Descendió del tren en la estación de Coronel Suárez, donde lo
esperaba un familiar. Mi bisabuelo y sus hijos ayudaron a descender y volver a cargar, ahora en carro tirado por dos caballos, los baúles. Cuando terminaron con la tarea y de saludarse efusivamente con el conductor, ascendieron y se sentaron dónde y cómo pudieron.
Emprendieron la marcha conversando animadamente. Mi bisabuelo contando novedades de la aldea que había dejado atrás para siempre y el auriga refiriendo los avances que estaban obteniendo los colonos en el sitio elegido para levantar un nuevo pueblo. El primero hablaba con palabras impregnadas de llanto y el segundo, con una voz que desbordaba entusiasmo.

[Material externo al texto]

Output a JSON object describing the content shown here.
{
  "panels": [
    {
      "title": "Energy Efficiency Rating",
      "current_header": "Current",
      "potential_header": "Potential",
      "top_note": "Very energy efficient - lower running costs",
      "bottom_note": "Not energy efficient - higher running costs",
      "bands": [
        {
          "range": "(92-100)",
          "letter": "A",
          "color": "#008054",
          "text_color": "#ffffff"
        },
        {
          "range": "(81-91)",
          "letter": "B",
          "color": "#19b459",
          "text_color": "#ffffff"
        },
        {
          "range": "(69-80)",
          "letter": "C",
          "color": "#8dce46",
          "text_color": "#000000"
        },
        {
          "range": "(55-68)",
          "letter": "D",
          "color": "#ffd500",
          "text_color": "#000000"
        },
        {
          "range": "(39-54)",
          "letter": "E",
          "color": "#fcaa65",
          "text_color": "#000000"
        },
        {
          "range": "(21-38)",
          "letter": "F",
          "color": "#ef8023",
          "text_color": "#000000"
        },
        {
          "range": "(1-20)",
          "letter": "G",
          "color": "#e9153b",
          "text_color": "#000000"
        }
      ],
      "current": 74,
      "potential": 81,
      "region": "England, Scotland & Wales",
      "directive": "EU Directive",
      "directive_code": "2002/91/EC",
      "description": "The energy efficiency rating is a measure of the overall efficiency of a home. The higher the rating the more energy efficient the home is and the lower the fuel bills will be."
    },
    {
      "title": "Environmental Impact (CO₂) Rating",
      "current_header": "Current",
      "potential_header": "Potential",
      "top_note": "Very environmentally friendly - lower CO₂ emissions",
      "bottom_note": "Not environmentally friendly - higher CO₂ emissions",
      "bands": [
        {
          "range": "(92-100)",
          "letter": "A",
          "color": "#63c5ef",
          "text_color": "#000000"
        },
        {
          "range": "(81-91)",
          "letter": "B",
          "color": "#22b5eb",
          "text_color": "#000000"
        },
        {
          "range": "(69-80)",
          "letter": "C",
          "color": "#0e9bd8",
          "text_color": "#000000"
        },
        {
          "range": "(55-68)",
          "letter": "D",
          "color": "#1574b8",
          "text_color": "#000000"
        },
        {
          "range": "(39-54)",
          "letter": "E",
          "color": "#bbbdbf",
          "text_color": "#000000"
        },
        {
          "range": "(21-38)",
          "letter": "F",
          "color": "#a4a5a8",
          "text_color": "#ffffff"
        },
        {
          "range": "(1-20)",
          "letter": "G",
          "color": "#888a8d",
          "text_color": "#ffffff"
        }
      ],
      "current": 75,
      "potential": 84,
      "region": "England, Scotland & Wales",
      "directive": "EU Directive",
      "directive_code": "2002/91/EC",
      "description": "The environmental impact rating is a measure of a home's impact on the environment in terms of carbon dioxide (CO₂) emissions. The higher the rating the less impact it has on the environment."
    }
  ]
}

Recorrieron un sendero apenas marcado por las huellas de las ruedas de los carros de las personas que se animaban a transitar por esos caminos olvidados, después de que un grupo de colonos se animaran, a fundar un pueblo, no lejos de allí, en el medio de la nada, entre malezas, alimañas y el rumor de aborígenes rondando en el horizonte, tal vez esperando la oscuridad de la noche y la profundidad de la madrugada para atacar y asesinar a todos.
Mi bisabuelo oteó lejos y por fin descubrió un caserío. Unas pocas viviendas de adobe, una enorme cruz de madera, aguardando ser reemplazada por una iglesia, un pequeño cementerio y parcelas de terrenos con flores, huertas y trigo.
Había llegado a Kamenka, futura Colonia Tres, futuro Pueblo Santa María.